I think during this period, it is important to take more 'warm' food and not 'liang' food. Cos mine happened at a later stage, I did a full confinement. That means, I eat all the sesame and ginger food. I also rest a lot more, cos my mum says that it will help the uterus get to back to shape.

Take care!

folic
 
Dear Millie,

Hope you are able to rest well, despite the busy CNY...physically you may be fine but emotionally you may need to 'breathe' for a while, amidst all the festivities. Take some time off for yourself k?

Like Folic, I bled for about a week, then slight spotting for about another week after that. Only the first 2 days was quite a lot of blood but after that wasn't much at all. But jus had to keep wearing a thin pad/panty liner cos kept spotting. After the nurse woke me up to go home, i realised I'd stained the whole bed! So embarrassing. They tied a pad around my waist (the old kind...super thick one) but while I was sleeping I must have moved quite a bit cos it was out of place when i woke up.

Cramps are normal, my gynae warned me that i may get slight cramps, so he gave me some painkillers in case, but in the end I didn't have any so didn't take them. As long as no severe or prolonged cramps it's normal.

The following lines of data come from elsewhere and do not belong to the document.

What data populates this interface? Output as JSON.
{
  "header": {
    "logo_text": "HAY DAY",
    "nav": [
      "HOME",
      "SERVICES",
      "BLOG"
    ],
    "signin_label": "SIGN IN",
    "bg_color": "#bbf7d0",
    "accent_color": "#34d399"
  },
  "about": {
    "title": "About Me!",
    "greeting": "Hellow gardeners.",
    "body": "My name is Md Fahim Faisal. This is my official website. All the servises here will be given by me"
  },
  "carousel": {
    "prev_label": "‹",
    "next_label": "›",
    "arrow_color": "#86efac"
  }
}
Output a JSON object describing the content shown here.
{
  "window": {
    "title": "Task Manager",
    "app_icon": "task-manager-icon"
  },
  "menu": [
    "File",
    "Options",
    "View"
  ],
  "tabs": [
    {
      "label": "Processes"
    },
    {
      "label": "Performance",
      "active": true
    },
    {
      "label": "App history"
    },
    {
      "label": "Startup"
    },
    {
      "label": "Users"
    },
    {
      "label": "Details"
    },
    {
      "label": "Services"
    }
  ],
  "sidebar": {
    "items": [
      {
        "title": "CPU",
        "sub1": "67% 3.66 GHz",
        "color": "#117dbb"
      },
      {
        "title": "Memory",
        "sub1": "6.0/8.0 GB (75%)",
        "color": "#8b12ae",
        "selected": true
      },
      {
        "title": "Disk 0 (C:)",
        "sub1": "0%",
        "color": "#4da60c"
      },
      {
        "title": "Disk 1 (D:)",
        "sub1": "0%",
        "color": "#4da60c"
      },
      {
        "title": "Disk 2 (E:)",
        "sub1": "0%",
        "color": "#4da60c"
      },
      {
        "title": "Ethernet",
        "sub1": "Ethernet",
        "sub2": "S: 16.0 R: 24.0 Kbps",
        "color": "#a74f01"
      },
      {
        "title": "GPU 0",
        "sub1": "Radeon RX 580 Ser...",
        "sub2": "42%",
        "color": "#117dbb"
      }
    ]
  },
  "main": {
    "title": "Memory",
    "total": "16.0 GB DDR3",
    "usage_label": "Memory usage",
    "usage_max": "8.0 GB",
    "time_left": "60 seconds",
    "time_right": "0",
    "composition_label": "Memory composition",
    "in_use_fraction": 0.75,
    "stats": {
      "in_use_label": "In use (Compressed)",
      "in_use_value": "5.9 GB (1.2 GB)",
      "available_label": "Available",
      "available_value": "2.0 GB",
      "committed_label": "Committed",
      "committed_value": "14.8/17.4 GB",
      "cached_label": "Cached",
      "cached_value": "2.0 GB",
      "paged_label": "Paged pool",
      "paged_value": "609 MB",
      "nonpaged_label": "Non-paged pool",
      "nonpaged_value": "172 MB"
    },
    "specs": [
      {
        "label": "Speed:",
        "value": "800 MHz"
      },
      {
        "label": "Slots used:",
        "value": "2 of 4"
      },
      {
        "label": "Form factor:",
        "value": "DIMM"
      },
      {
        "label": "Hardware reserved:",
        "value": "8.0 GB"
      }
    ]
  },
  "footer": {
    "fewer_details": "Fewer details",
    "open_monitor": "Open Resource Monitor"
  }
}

I don't know about the different kinds of food, but I know my MIL kept feeding me with liver. and the night before my d&amp;c we were celebrating my hubby's birthday and my sis asked me to order lamb (red meat). Guess liver is rich in iron which replenishes the blood loss?? I dunno...i just eat whatever.

Hope your tests will be fine, and more importantly will help to make things a little clearer. God bless you and take care.
 


hi millie,
i only spot for a week. do not have menses like bleeding leh.

do take care..i think you can eat anything as long as not too liang lor...bird nest is ok.